19 dicembre 2021. Quarta domenica di Avvento. Cristina e Claudio Cafarelli, del Gruppo Famiglie – regione Lombardia, commentano il passo del Vangelo secondo Luca (Lc 1,39-45)
Dal Vangelo secondo Luca (Lc 1,39-45)
In quei giorni Maria si alzò e andò in fretta verso la regione montuosa, in una città di Giuda. Entrata nella casa di Zaccarìa, salutò Elisabetta. Appena Elisabetta ebbe udito il saluto di Maria, il bambino sussultò nel suo grembo. Elisabetta fu colmata di Spirito Santo ed esclamò a gran voce: «Benedetta tu fra le donne e benedetto il frutto del tuo grembo! A che cosa devo che la madre del mio Signore venga da me? Ecco, appena il tuo saluto è giunto ai miei orecchi, il bambino ha sussultato di gioia nel mio grembo.
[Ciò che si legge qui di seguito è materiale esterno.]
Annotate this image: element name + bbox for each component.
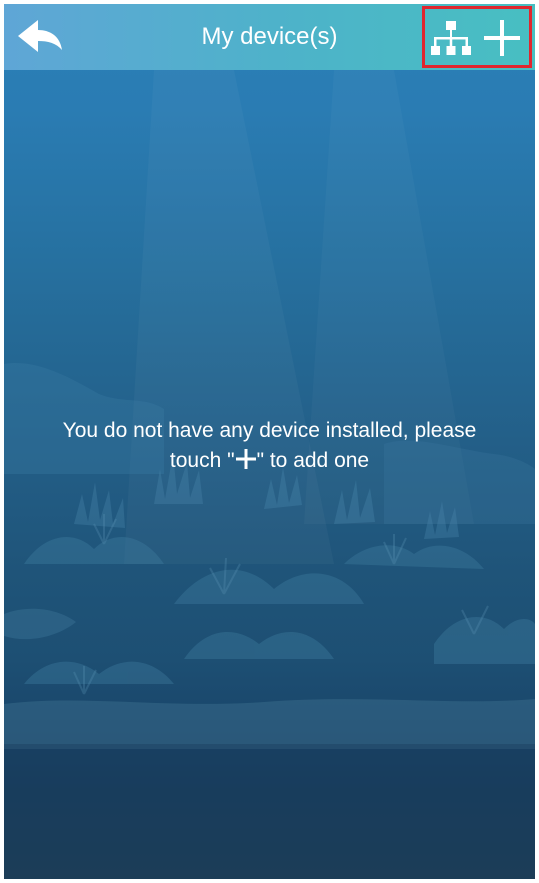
plus-icon	[235, 449, 256, 469]
app-screen: My device(s) You do not have any device …	[4, 4, 535, 879]
empty-state-line1: You do not have any device installed, pl…	[62, 419, 477, 442]
empty-state-message: You do not have any device installed, pl…	[24, 416, 515, 476]
add-device-button[interactable]	[482, 18, 522, 58]
empty-state-line2: touch " " to add one	[24, 446, 515, 476]
page-title: My device(s)	[201, 23, 338, 50]
network-button[interactable]	[431, 20, 471, 60]
network-topology-icon	[431, 21, 471, 55]
back-button[interactable]	[14, 16, 66, 60]
empty-state-prefix: touch "	[169, 449, 235, 472]
back-arrow-icon	[18, 20, 62, 52]
empty-state-suffix: " to add one	[256, 449, 370, 472]
plus-icon	[484, 20, 520, 56]
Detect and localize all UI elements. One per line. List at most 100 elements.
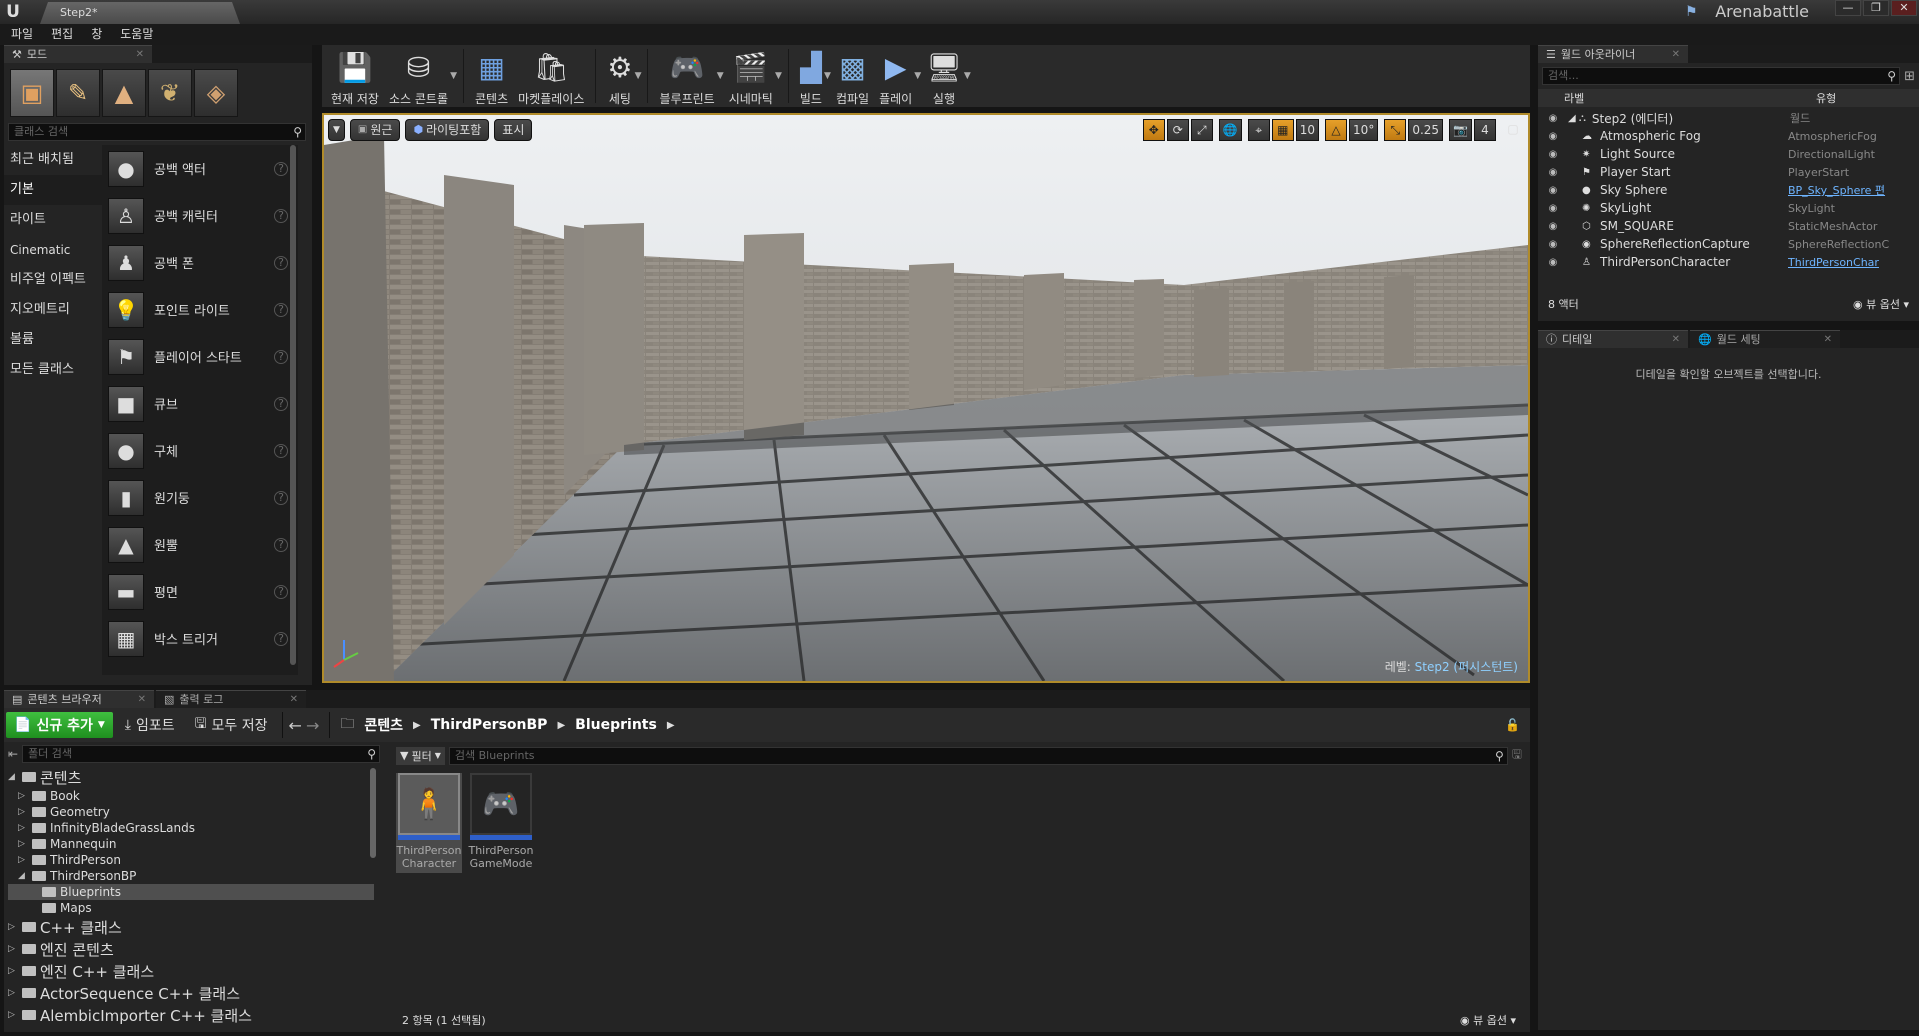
tab-details[interactable]: ⓘ 디테일 ✕ (1538, 330, 1688, 348)
outliner-row[interactable]: ◉ ✷ Light Source DirectionalLight (1538, 145, 1919, 163)
folder-search-input[interactable]: 폴더 검색 ⚲ (22, 745, 380, 763)
tree-folder-item[interactable]: ▷ Book (8, 788, 384, 804)
scale-snap-toggle[interactable]: ⤡ (1384, 119, 1407, 141)
forward-arrow-icon[interactable]: → (306, 716, 319, 735)
column-type[interactable]: 유형 (1816, 90, 1836, 106)
help-icon[interactable]: ? (274, 208, 288, 223)
landscape-mode-button[interactable]: ▲ (102, 69, 146, 117)
outliner-row-type[interactable]: BP_Sky_Sphere 편 (1788, 182, 1913, 198)
scale-snap-value[interactable]: 0.25 (1408, 119, 1444, 141)
tab-content-browser[interactable]: ▤ 콘텐츠 브라우저 ✕ (4, 690, 154, 708)
outliner-row-type[interactable]: ThirdPersonChar (1788, 256, 1913, 269)
coordinate-system-button[interactable]: 🌐 (1218, 119, 1242, 141)
tree-folder-item[interactable]: ▷ ThirdPerson (8, 852, 384, 868)
place-item-empty-character[interactable]: ♙ 공백 캐릭터? (102, 192, 298, 239)
help-icon[interactable]: ? (274, 255, 288, 270)
expand-right-icon[interactable]: ▷ (8, 922, 18, 932)
cinematics-button[interactable]: 🎬 시네마틱 ▼ (724, 45, 782, 107)
lighting-mode-button[interactable]: ⬢ 라이팅포함 (405, 119, 490, 141)
source-control-button[interactable]: ⛁ 소스 콘트롤 ▼ (384, 45, 457, 107)
outliner-row[interactable]: ◉ ● Sky Sphere BP_Sky_Sphere 편 (1538, 181, 1919, 199)
grid-snap-toggle[interactable]: ▦ (1271, 119, 1294, 141)
column-label[interactable]: 라벨 (1564, 90, 1816, 106)
tree-scrollbar[interactable] (370, 768, 376, 858)
close-icon[interactable]: ✕ (138, 691, 146, 709)
compile-button[interactable]: ▩ 컴파일 (831, 45, 874, 107)
expand-right-icon[interactable]: ▷ (18, 855, 28, 865)
help-icon[interactable]: ? (274, 584, 288, 599)
close-icon[interactable]: ✕ (1824, 331, 1832, 349)
expand-right-icon[interactable]: ▷ (8, 988, 18, 998)
expand-right-icon[interactable]: ▷ (8, 966, 18, 976)
help-icon[interactable]: ? (274, 302, 288, 317)
place-list-scrollbar[interactable] (290, 145, 296, 665)
tree-folder-item[interactable]: ▷ 엔진 C++ 클래스 (8, 960, 384, 982)
geometry-mode-button[interactable]: ◈ (194, 69, 238, 117)
save-all-button[interactable]: 🖫 모두 저장 (187, 712, 276, 738)
tree-folder-item[interactable]: Maps (8, 900, 384, 916)
breadcrumb-thirdpersonbp[interactable]: ThirdPersonBP (425, 717, 554, 733)
outliner-row[interactable]: ◉ ✺ SkyLight SkyLight (1538, 199, 1919, 217)
grid-snap-value[interactable]: 10 (1295, 119, 1320, 141)
back-arrow-icon[interactable]: ← (289, 716, 302, 735)
place-item-cube[interactable]: ■ 큐브? (102, 380, 298, 427)
expand-down-icon[interactable]: ◢ (18, 871, 28, 881)
eye-icon[interactable]: ◉ (1538, 203, 1568, 214)
tree-folder-item[interactable]: ◢ ThirdPersonBP (8, 868, 384, 884)
tab-modes[interactable]: ⚒ 모드 ✕ (4, 45, 152, 63)
tree-folder-item[interactable]: ▷ 엔진 콘텐츠 (8, 938, 384, 960)
category-volumes[interactable]: 볼륨 (4, 325, 102, 355)
place-item-box-trigger[interactable]: ▦ 박스 트리거? (102, 615, 298, 662)
category-cinematic[interactable]: Cinematic (4, 235, 102, 265)
import-button[interactable]: ⤓ 임포트 (117, 712, 183, 738)
outliner-row[interactable]: ◉ ⚑ Player Start PlayerStart (1538, 163, 1919, 181)
content-button[interactable]: ▦ 콘텐츠 (470, 45, 513, 107)
eye-icon[interactable]: ◉ (1538, 149, 1568, 160)
tree-folder-item[interactable]: ▷ C++ 클래스 (8, 916, 384, 938)
place-mode-button[interactable]: ▣ (10, 69, 54, 117)
scale-tool-button[interactable]: ⤢ (1190, 119, 1213, 141)
save-current-button[interactable]: 💾 현재 저장 (326, 45, 384, 107)
expand-right-icon[interactable]: ▷ (8, 1010, 18, 1020)
save-search-icon[interactable]: 🖫 (1512, 745, 1522, 766)
category-geometry[interactable]: 지오메트리 (4, 295, 102, 325)
rotation-snap-value[interactable]: 10° (1349, 119, 1379, 141)
eye-icon[interactable]: ◉ (1538, 239, 1568, 250)
tree-folder-item[interactable]: ▷ Mannequin (8, 836, 384, 852)
outliner-row[interactable]: ◉ ⬡ SM_SQUARE StaticMeshActor (1538, 217, 1919, 235)
lock-icon[interactable]: 🔓 (1505, 718, 1520, 732)
translate-tool-button[interactable]: ✥ (1142, 119, 1165, 141)
expand-right-icon[interactable]: ▷ (18, 839, 28, 849)
rotation-snap-toggle[interactable]: △ (1325, 119, 1348, 141)
menu-help[interactable]: 도움말 (111, 24, 162, 45)
tree-folder-item[interactable]: Blueprints (8, 884, 374, 900)
place-item-player-start[interactable]: ⚑ 플레이어 스타트? (102, 333, 298, 380)
close-window-button[interactable]: ✕ (1891, 0, 1917, 16)
marketplace-button[interactable]: 🛍 마켓플레이스 (513, 45, 589, 107)
play-button[interactable]: ▶ 플레이 ▼ (874, 45, 921, 107)
surface-snap-button[interactable]: ⌖ (1247, 119, 1270, 141)
viewport-options-button[interactable]: ▼ (328, 119, 345, 141)
perspective-button[interactable]: ▣ 원근 (349, 119, 401, 141)
outliner-row[interactable]: ◉ ☁ Atmospheric Fog AtmosphericFog (1538, 127, 1919, 145)
chevron-right-icon[interactable]: ▶ (413, 720, 421, 731)
class-search-input[interactable]: 클래스 검색 ⚲ (8, 123, 306, 141)
help-icon[interactable]: ? (274, 631, 288, 646)
toggle-sources-icon[interactable]: ⇤ (8, 747, 18, 761)
launch-button[interactable]: 🖥 실행 ▼ (921, 45, 971, 107)
expand-down-icon[interactable]: ◢ (8, 772, 18, 782)
chevron-right-icon[interactable]: ▶ (557, 720, 565, 731)
asset-search-input[interactable]: 검색 Blueprints ⚲ (448, 746, 1508, 765)
help-icon[interactable]: ? (274, 537, 288, 552)
maximize-viewport-button[interactable]: ▢ (1502, 119, 1524, 141)
camera-speed-button[interactable]: 📷 (1449, 119, 1472, 141)
tab-world-outliner[interactable]: ☰ 월드 아웃라이너 ✕ (1538, 45, 1688, 63)
place-item-plane[interactable]: ▬ 평면? (102, 568, 298, 615)
expand-right-icon[interactable]: ▷ (18, 823, 28, 833)
tree-folder-item[interactable]: ▷ ActorSequence C++ 클래스 (8, 982, 384, 1004)
blueprints-button[interactable]: 🎮 블루프린트 ▼ (654, 45, 723, 107)
category-recent[interactable]: 최근 배치됨 (4, 145, 102, 175)
outliner-row[interactable]: ◉ ◉ SphereReflectionCapture SphereReflectio… (1538, 235, 1919, 253)
add-new-button[interactable]: 📄 신규 추가 ▼ (6, 712, 113, 738)
feedback-icon[interactable]: ⚑ (1685, 4, 1701, 20)
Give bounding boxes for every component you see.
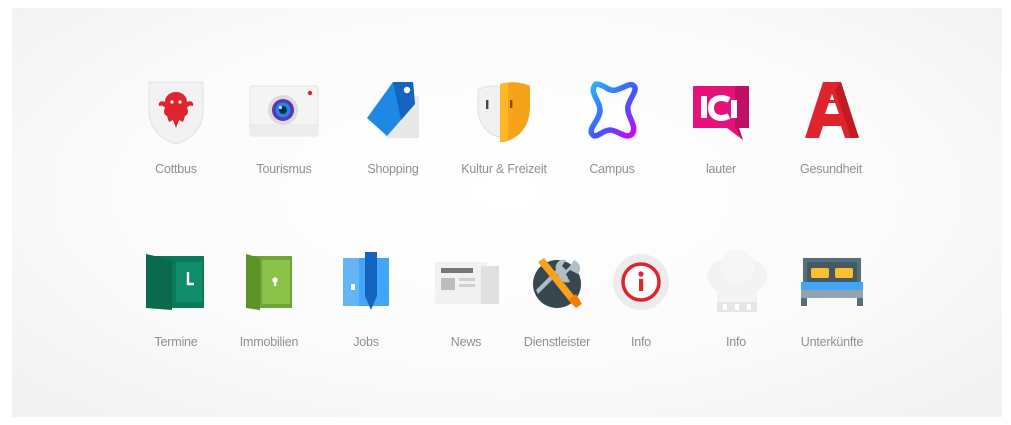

E beata colei che ha creduto nell’adempimento di ciò che il Signore le ha detto».

Il commento di Cristina e Claudio
Che forza Maria!
Il versetto precedente a questa pagina del Vangelo di Luca (il v. 38) ci presenta un fatto che cambia la storia del mondo: “Allora Maria disse: «Eccomi, sono la serva del Signore, avvenga di me quello che hai detto». E l’angelo partì da lei”. Siamo di fronte a una ragazza che ha appena dato il suo “OK” a un piano (e che piano!?) propostole niente poco di meno che da Dio. Sembra una questione abbastanza “impegnativa”, eppure… lei “si mise in viaggio verso la montagna e raggiunse in fretta una città di Giuda”.
La nostra reazione di fronte a questa Parola è stata all’unisono: ma come?!?! Con tutto quello che aveva da fare?! Si è appena impegnata a diventare la “Madre di Dio” e cosa fa? Corre (se “raggiunse in fretta”, vuol dire che corre), in salita (“verso la montagna”), ad aiutare Elisabetta, che è al sesto mese.
Sembra una follia! E forse lo è! Eppure è proprio quello che capita anche a noi quando diciamo i nostri “sì”, i nostri “eccoci”.
Magari noi abbiamo tempi leggermente più lenti. Noi, ad esempio, dopo aver ricevuto in dono due splendidi bambini, abbiamo impiegato oltre due anni prima di deciderci a intraprendere il cammino che ci ha portati a diventare genitori affidatari. Conosciamo famiglie che hanno impiegato tempi simili anche per decidersi ad avviare le pratiche per aprirsi all’adozione. E alcuni nostri amici hanno avuto lo stesso approccio anche nei confronti della genitorialità “più standard”.
Al di là dei tempi, la cosa straordinaria è che, una volta detto “sì”, una volta che ti apri all’Onnipotenza di Dio, scopri di avere risorse che non immaginavi neanche di avere, si attivano canali di cui ignoravi l’esistenza: la Provvidenza ti si fa prossima e tu ne diventi in qualche modo “rappresentante”.
Sì, perché l’Onnipotenza di Dio dipende da te.
Come può Dio prendersi cura di quel bambino abbandonato se tu non apri il tuo cuore (e la tua casa)?
Come può Dio prendersi cura dei genitori di quel bambino in difficoltà se tu pensi solo a te stesso e a poco più? Se non apri i tuoi occhi e riesci a guardarli come tuoi fratelli e tue sorelle che forse hanno solo attraversato un momento difficile e che possono riprendere in mano la loro vita, se solo tu li aiutassi (sì, proprio tu, che sei – ricorda – il rappresentante della Provvidenza di Dio su questa terra)?
E allora sì che diranno bene di noi (saremo benedetti), sì che porteremo gioia a chi ci sta intorno. Perché abbiamo “creduto nell’adempimento delle parole del Signore”.